Женщина по прозвищу Нюню в его поэме занемогла от голода, не имея средств к существованию и, кроме того, обитая в поставленном на грань голодного вымирания народе. Чтобы подкормиться, Нюню украла с общего поля пять картофелин. Но когда она принесла добычу домой, картофелины неожиданно превратились в пятерых дюжих молодцов, которые тут же набросились на похитительницу и принялись, поочередно и совокупно и, главное, беспрерывно, наслаждаться ее плотью.
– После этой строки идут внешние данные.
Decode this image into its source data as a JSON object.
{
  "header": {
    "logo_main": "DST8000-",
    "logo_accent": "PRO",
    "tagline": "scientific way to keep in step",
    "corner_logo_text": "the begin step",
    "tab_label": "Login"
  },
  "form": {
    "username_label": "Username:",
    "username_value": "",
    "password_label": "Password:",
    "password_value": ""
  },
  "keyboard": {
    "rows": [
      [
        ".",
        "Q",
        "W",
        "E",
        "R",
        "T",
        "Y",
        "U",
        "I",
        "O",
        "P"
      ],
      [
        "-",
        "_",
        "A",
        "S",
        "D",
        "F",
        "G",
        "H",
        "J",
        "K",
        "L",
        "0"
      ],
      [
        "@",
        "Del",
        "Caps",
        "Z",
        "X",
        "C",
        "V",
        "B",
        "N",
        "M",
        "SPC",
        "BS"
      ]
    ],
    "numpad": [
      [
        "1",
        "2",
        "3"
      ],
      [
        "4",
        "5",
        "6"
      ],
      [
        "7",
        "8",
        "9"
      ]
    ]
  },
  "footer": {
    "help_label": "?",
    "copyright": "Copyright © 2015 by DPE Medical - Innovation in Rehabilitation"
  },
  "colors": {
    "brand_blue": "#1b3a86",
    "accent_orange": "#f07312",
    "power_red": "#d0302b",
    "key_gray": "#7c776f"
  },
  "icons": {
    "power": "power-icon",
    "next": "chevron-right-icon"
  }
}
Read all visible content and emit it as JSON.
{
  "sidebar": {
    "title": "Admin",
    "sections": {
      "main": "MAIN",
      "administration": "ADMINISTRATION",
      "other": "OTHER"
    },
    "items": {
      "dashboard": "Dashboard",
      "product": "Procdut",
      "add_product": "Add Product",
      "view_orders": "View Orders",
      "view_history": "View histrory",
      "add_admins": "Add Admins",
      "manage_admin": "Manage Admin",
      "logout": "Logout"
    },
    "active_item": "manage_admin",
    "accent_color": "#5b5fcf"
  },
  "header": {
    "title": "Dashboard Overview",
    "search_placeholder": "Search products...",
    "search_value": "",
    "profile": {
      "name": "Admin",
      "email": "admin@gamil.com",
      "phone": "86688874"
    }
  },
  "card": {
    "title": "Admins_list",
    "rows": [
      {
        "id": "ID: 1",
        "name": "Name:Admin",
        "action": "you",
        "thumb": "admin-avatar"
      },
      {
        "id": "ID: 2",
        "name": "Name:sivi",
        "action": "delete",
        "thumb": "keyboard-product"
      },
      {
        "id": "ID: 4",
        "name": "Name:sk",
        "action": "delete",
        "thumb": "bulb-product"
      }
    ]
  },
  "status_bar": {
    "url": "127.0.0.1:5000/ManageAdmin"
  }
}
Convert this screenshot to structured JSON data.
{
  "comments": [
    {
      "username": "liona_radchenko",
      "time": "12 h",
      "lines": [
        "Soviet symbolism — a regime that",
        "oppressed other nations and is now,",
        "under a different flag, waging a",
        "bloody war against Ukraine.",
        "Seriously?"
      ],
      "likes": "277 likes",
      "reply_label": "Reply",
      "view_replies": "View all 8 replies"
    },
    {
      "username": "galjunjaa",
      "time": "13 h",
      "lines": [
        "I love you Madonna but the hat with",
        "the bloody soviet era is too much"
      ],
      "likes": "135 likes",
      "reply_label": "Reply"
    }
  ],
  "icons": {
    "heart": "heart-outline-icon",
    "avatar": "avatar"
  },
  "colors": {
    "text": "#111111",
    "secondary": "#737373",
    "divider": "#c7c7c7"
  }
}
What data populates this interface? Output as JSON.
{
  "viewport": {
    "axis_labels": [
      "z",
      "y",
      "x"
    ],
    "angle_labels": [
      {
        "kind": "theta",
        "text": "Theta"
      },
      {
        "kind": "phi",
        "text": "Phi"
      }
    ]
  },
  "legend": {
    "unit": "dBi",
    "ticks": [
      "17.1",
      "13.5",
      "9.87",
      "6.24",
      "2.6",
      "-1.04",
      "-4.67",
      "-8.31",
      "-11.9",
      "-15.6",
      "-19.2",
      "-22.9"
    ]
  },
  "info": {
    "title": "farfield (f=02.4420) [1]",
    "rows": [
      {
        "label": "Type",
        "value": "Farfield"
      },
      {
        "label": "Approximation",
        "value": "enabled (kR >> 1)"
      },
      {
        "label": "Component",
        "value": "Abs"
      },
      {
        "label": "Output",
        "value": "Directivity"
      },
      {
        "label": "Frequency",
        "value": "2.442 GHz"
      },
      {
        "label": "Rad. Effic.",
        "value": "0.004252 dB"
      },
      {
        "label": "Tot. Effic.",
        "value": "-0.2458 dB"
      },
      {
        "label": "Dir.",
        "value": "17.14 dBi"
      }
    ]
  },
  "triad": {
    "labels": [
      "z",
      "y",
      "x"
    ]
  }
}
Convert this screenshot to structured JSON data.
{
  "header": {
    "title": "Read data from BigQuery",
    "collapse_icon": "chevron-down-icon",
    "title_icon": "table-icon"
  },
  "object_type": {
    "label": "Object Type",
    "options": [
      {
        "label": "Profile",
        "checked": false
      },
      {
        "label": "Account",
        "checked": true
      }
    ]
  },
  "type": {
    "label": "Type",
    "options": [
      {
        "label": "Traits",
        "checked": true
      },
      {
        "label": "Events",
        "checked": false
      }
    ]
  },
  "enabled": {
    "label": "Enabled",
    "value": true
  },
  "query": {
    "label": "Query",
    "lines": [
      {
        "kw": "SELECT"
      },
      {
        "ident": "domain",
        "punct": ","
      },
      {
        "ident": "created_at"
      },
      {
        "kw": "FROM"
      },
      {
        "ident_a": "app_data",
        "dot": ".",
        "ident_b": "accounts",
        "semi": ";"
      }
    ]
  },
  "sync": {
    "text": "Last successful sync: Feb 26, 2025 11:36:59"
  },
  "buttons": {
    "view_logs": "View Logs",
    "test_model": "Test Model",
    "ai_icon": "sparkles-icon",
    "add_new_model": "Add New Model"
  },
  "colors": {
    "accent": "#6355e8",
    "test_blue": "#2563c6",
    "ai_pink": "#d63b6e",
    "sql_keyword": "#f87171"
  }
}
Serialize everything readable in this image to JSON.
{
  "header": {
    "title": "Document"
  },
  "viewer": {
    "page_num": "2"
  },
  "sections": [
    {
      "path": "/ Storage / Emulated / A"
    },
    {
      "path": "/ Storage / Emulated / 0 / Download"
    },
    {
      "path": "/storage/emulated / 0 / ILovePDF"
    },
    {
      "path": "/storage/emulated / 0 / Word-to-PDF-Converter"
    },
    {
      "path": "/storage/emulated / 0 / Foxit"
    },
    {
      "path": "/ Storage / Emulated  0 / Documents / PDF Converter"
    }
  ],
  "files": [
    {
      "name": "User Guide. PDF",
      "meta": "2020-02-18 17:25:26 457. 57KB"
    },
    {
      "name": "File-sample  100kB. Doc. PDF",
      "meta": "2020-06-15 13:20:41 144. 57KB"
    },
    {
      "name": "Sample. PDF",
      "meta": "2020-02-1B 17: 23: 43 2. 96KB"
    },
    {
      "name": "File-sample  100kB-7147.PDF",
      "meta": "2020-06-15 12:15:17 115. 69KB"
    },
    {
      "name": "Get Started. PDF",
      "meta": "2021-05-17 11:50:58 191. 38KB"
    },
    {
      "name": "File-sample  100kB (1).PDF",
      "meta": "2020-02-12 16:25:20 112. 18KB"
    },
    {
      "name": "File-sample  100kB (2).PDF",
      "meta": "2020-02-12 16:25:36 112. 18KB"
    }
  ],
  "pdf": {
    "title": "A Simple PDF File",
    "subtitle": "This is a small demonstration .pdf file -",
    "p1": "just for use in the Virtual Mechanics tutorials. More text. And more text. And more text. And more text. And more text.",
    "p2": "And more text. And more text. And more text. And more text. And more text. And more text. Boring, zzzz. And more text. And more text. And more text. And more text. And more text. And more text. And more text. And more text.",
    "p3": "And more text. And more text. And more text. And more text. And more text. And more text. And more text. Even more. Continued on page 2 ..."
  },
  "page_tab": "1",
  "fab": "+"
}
А что есть плоть ее? - восклицает поэт. Ответ неутешителен. Изнуренная плоть, способная возбудить разве что субъектов с нездоровыми наклонностями. А молодцы и думать не думали о ее питании, и она все больше чахла. Пристрастилась харкать кровью, сообщает летописец Нюневой беды. Все указывало на то, что Нюню вот-вот прямо из объятий своих мучителей отправится к праотцам, а картофельные кавалеры, описание которых в поэме как-то смутно и загадочно, пойдут по миру в поисках новых жертв или вернутся, в ожидании лучших времен, на свое поле. Однако автор вдруг делает резкий поворот и с неимоверным подъемом духа ударяется из драматической сказки в истовое морализаторство, уверяя, что не пятеро мужчин, а пять смертных грехов терзают бренную плоть женщины Нюню. Эти грехи суть жадность, обжорство, блудливость, краснобайство и безудержное вранье. Прялкин сочинял, конечно, так, как вдруг приходило ему в голову, в общем, творческим жалом без всякой пощады расковыривал интуицию, и самые темные, неведомо как родившиеся строки называл плодами озарения, хотя впоследствии обязательно думал, что сочинить можно было только так, а попробуй он иначе, непременно вышла бы глупость. Когда Крнюхов заметил, что с равным успехом можно было бы взять для терзания злосчастной женской плоти не пять, а целую дюжину молодцов, олицетворяющих всевозможные пороки, Прялкин с достоинством возразил, что он увидел именно пять грехов и именно эти, перечисленные в поэме, а прочие словно и не существовали для него в те минуты творческого вдохновения.